Loss is a funny word. Usually what you lose, inevitably comes back. You lose your puppy in the park, he emerges frantic hours later, his tail wagging. You lose your favourite blue tshirt, and you find it some months later, looking better than you remembered. You lose your fortune, and make it again. What you lose, you usually find and all is right again.
I haven’t blogged in a very long time. Because I have been spending time trying to find what can never be found. Answers from the destroyed, the devastated, the dead. I was going to blog the day I heard about Avanti. It was going to be a blog about books. I couldn’t write it. I was going to blog the day I heard about Vinit. It was going to be a blog about home. I couldn’t write it. I was going to write a blog the day the attacks happened. It was going to be a blog about lemonade. I don’t remember what about lemonade, I just remember lemonade was involved.
I have lost my will to write. Instead, I read the last message Vinit sent me over and over again, and have guilt-wracked sleepless nights because I never replied to it. I have composed many answers to the message to it in my head, and it doesn’t help. I should have replied and now I never can. I think of the last time I saw Avanti, at her graduation and remembering how pretty she looked and I remember talking to Mrs Robinson of how Avanti would be one of those people we’d see on TV and we’d brag of being in college with her. I remember hugging her a year ago, wondering what she’d do with her life. I remember hugging Vinit in July during Polaris. And the worst sense of loss overcomes me.
When a phone call woke me up on the night of the 26th, in a sleep-induced haze, I hoped that no-one else had been lost. What I heard was worse. My city was slipping away from me, and all I could do was watch TV for 72-odd hours and peruse every newspaper I could get my hands on. The grief washed over me, knowing my city was slipping into a hell that even my overpowering love couldn’t assuage. It held me still, made me mechanical, made me do everything but want to write.

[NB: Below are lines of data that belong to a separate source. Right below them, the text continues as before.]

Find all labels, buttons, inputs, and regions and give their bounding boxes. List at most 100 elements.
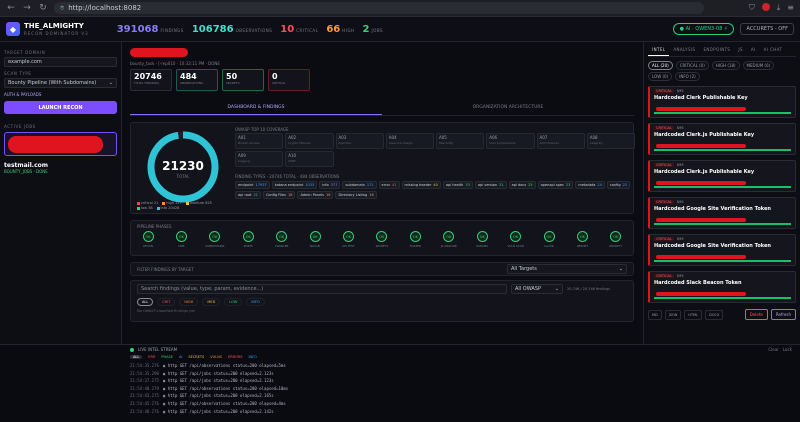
severity-filter-chip[interactable]: ALL — [137, 298, 154, 306]
job-domain[interactable]: testmail.com — [4, 162, 117, 169]
type-chip[interactable]: api root 21 — [235, 191, 261, 199]
address-bar[interactable]: ⌾ http://localhost:8082 — [54, 2, 704, 14]
export-docx-button[interactable]: DOCX — [705, 309, 724, 320]
target-input[interactable]: example.com — [4, 57, 117, 67]
finding-card[interactable]: CRITICAL $95 Hardcoded Clerk.js Publishabl… — [648, 123, 796, 155]
finding-card[interactable]: CRITICAL $95 Hardcoded Clerk.js Publishabl… — [648, 160, 796, 192]
reload-icon[interactable]: ↻ — [38, 3, 48, 13]
owasp-code: A01 — [238, 135, 246, 140]
stream-filter-chip[interactable]: ERR — [148, 355, 155, 359]
intel-filter-chip[interactable]: INFO (2) — [675, 72, 700, 81]
tab-intel[interactable]: INTEL — [648, 44, 670, 56]
owasp-tile[interactable]: A06 Vuln Components — [486, 133, 535, 149]
legend-swatch — [137, 201, 140, 205]
finding-card[interactable]: CRITICAL $95 Hardcoded Slack Beacon Token — [648, 271, 796, 303]
type-chip[interactable]: subdomain 171 — [342, 181, 377, 189]
type-chip[interactable]: endpoint 17937 — [235, 181, 270, 189]
finding-score: $95 — [676, 89, 684, 93]
severity-filter-chip[interactable]: LOW — [224, 298, 243, 306]
owasp-tile[interactable]: A05 Misconfig — [436, 133, 485, 149]
pipeline-phase: OK NUCLEI — [304, 231, 326, 248]
stream-filter-chip[interactable]: VULNS — [210, 355, 222, 359]
refresh-button[interactable]: Refresh — [770, 309, 796, 320]
tab-organization[interactable]: ORGANIZATION ARCHITECTURE — [382, 101, 634, 115]
stream-lock-button[interactable]: Lock — [783, 347, 792, 352]
type-chip[interactable]: info 377 — [319, 181, 341, 189]
intel-filter-chip[interactable]: ALL (20) — [648, 61, 673, 70]
owasp-tile[interactable]: A01 Broken Access — [235, 133, 284, 149]
shield-icon[interactable]: ⛉ — [749, 3, 755, 13]
forward-icon[interactable]: → — [22, 3, 32, 13]
back-icon[interactable]: ← — [6, 3, 16, 13]
severity-filter-chip[interactable]: INFO — [246, 298, 265, 306]
stream-filter-chip[interactable]: INFO — [249, 355, 257, 359]
type-chip[interactable]: api docs 25 — [508, 181, 536, 189]
extension-icon[interactable] — [761, 3, 770, 13]
intel-filter-chip[interactable]: MEDIUM (0) — [742, 61, 775, 70]
type-chip[interactable]: katana endpoint 1033 — [271, 181, 318, 189]
tab-ai[interactable]: AI — [747, 44, 760, 56]
intel-filter-chip[interactable]: HIGH (18) — [711, 61, 740, 70]
stream-filter-chip[interactable]: ERRORS — [228, 355, 242, 359]
pipeline-phase: OK CRAWLER — [271, 231, 293, 248]
owasp-tile[interactable]: A08 Integrity — [586, 133, 635, 149]
auth-payloads-button[interactable]: AUTH & PAYLOADS — [4, 92, 117, 97]
downloads-icon[interactable]: ⤓ — [777, 3, 781, 13]
redaction-mark — [656, 218, 746, 222]
owasp-tile[interactable]: A07 Auth Failures — [536, 133, 585, 149]
owasp-tile[interactable]: A04 Insecure Design — [385, 133, 434, 149]
export-html-button[interactable]: HTML — [684, 309, 703, 320]
owasp-tile[interactable]: A10 SSRF — [285, 151, 334, 167]
pipeline-phase: OK API TEST — [338, 231, 360, 248]
stream-filter-chip[interactable]: SECRETS — [188, 355, 204, 359]
tab-analysis[interactable]: ANALYSIS — [669, 44, 699, 56]
owasp-name: Vuln Components — [489, 141, 516, 145]
stream-filter-chip[interactable]: AI — [179, 355, 182, 359]
type-chip[interactable]: config 22 — [606, 181, 631, 189]
redaction-mark — [656, 144, 746, 148]
tab-dashboard[interactable]: DASHBOARD & FINDINGS — [130, 101, 382, 115]
severity-filter-chip[interactable]: HIGH — [179, 298, 199, 306]
stream-clear-button[interactable]: Clear — [768, 347, 778, 352]
account-pill[interactable]: ACCURETS - OFF — [740, 23, 794, 35]
type-chip[interactable]: api version 31 — [474, 181, 507, 189]
type-chip[interactable]: Admin Panels 16 — [297, 191, 334, 199]
finding-card[interactable]: CRITICAL $95 Hardcoded Google Site Verific… — [648, 234, 796, 266]
tab-js[interactable]: JS — [734, 44, 747, 56]
tab-ai-chat[interactable]: AI CHAT — [760, 44, 787, 56]
type-chip[interactable]: api health 33 — [442, 181, 473, 189]
stream-filter-chip[interactable]: ALL — [130, 355, 143, 359]
legend-label: info 20428 — [160, 206, 180, 210]
type-chip[interactable]: openapi spec 23 — [537, 181, 574, 189]
type-chip[interactable]: metadata 24 — [575, 181, 605, 189]
owasp-tile[interactable]: A09 Logging — [235, 151, 284, 167]
finding-title: Hardcoded Google Site Verification Token — [654, 206, 771, 212]
scan-type-select[interactable]: Bounty Pipeline (With Subdomains) ⌄ — [4, 78, 117, 88]
type-chip[interactable]: missing header 40 — [401, 181, 441, 189]
severity-filter-chip[interactable]: MED — [202, 298, 221, 306]
type-count: 23 — [565, 183, 571, 187]
export-md-button[interactable]: MD — [648, 309, 662, 320]
launch-recon-button[interactable]: LAUNCH RECON — [4, 101, 117, 114]
active-job-card[interactable] — [4, 132, 117, 156]
chevron-down-icon: ⌄ — [108, 80, 113, 86]
type-chip[interactable]: Config Files 18 — [262, 191, 296, 199]
type-chip[interactable]: Directory Listing 16 — [335, 191, 377, 199]
intel-filter-chip[interactable]: LOW (0) — [648, 72, 673, 81]
tab-endpoints[interactable]: ENDPOINTS — [699, 44, 734, 56]
menu-icon[interactable]: ≡ — [787, 3, 794, 13]
finding-card[interactable]: CRITICAL $95 Hardcoded Clerk Publishable K… — [648, 86, 796, 118]
export-json-button[interactable]: JSON — [664, 309, 682, 320]
delete-button[interactable]: Delete — [744, 309, 768, 320]
owasp-select[interactable]: All OWASP ⌄ — [511, 284, 563, 294]
target-filter-select[interactable]: All Targets ⌄ — [507, 264, 627, 274]
intel-filter-chip[interactable]: CRITICAL (0) — [675, 61, 709, 70]
type-chip[interactable]: error 41 — [378, 181, 400, 189]
owasp-tile[interactable]: A03 Injection — [335, 133, 384, 149]
findings-search-input[interactable]: Search findings (value, type, param, evi… — [137, 284, 507, 294]
stream-filter-chip[interactable]: PHASE — [161, 355, 173, 359]
finding-card[interactable]: CRITICAL $95 Hardcoded Google Site Verific… — [648, 197, 796, 229]
owasp-tile[interactable]: A02 Crypto Failures — [285, 133, 334, 149]
ai-status-pill[interactable]: ● AI · QWEN3-08 ⚡ — [672, 23, 735, 35]
severity-filter-chip[interactable]: CRIT — [157, 298, 176, 306]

For as long as I could, I resisted going to the Taj and Oberoi and Leo’s. I didn’t want it to be real. I made excuses that sounded pathetic, even to my own determination. However, as much as I tried, I couldn’t resist the strength of my SS’s will. We couldn’t see the Taj, so well-protected was it from friend or foe. But we did see Leo’s and my heart broke into little pieces. The institution that is Leo’s with its shutters down, and candles surrounding its brave entrance made me feel the oddest sense of loss. Terrorists didn’t only hurt the people of Mumbai, they tried to destroy the places, the homes we hold so dear. Beautiful CST, is possibly one of the loveliest structures I have seen in my life – now marred by blood, shattered glass and worst of all, fear at its most potent, pouring out of the people who are forced to travel by CST everyday.
It was Leo’s that made me want to write. It was Leo’s surrounded by candle wax and candlelight that made this blog. I knew that one day, not only would its shutters be open, the people inside would sit without fear. I knew that one day, SS, Hobo and I, would sit at Leo’s not to prove that we are brave, or that we love it, but because. Just because. Because something’s cant be lost. Something’s have a meaning and a purpose that train & bike accidents, and terrorism can’t harm.
The friends and families of Vinit Nair and Avanti Desai will never forget how they smelled, what they felt like to touch and to hold, how they spoke, what they looked like tired, or triumphant. Thus, they can never be lost. The lovers of Leo’s, of Taj, of Oberoi, of CST, of everything Mumbai represents will keep the city alive. Not because the city has a spirit, as the cliche goes. But because of overpowering love, necessity and a sense of determination to move on and not be afraid. We will never lose Mumbai as long as we keep loving it.
So, perhaps what is lost can sometimes not be found. But perhaps, if you love what is lost enough, it can never truly be lost. It’s always there. In a photograph, a memory, a word, a smell. A memory of breakfast at Leo’s, the taste of Tom Yum Soup, the feeling of his arms after he won an event, mockery of a bright pink phone. Vinit is in every wonderful movie I will ever see, Avanti in any news channel I cringe at, any news anchor I abhor. Mumbai is my birthright, my blood. I have not lost anything. I have only loved.
To Avanti, who is probably discussing politics with God, telling him how he’s doing stuff wrong in the world, and what he’s doing right. To Vinit, who is probably playing music and convincing fellow angels to be in his next masterpiece of a movie. To Mumbai and all the people it lost and the hope that one day, love will set it free.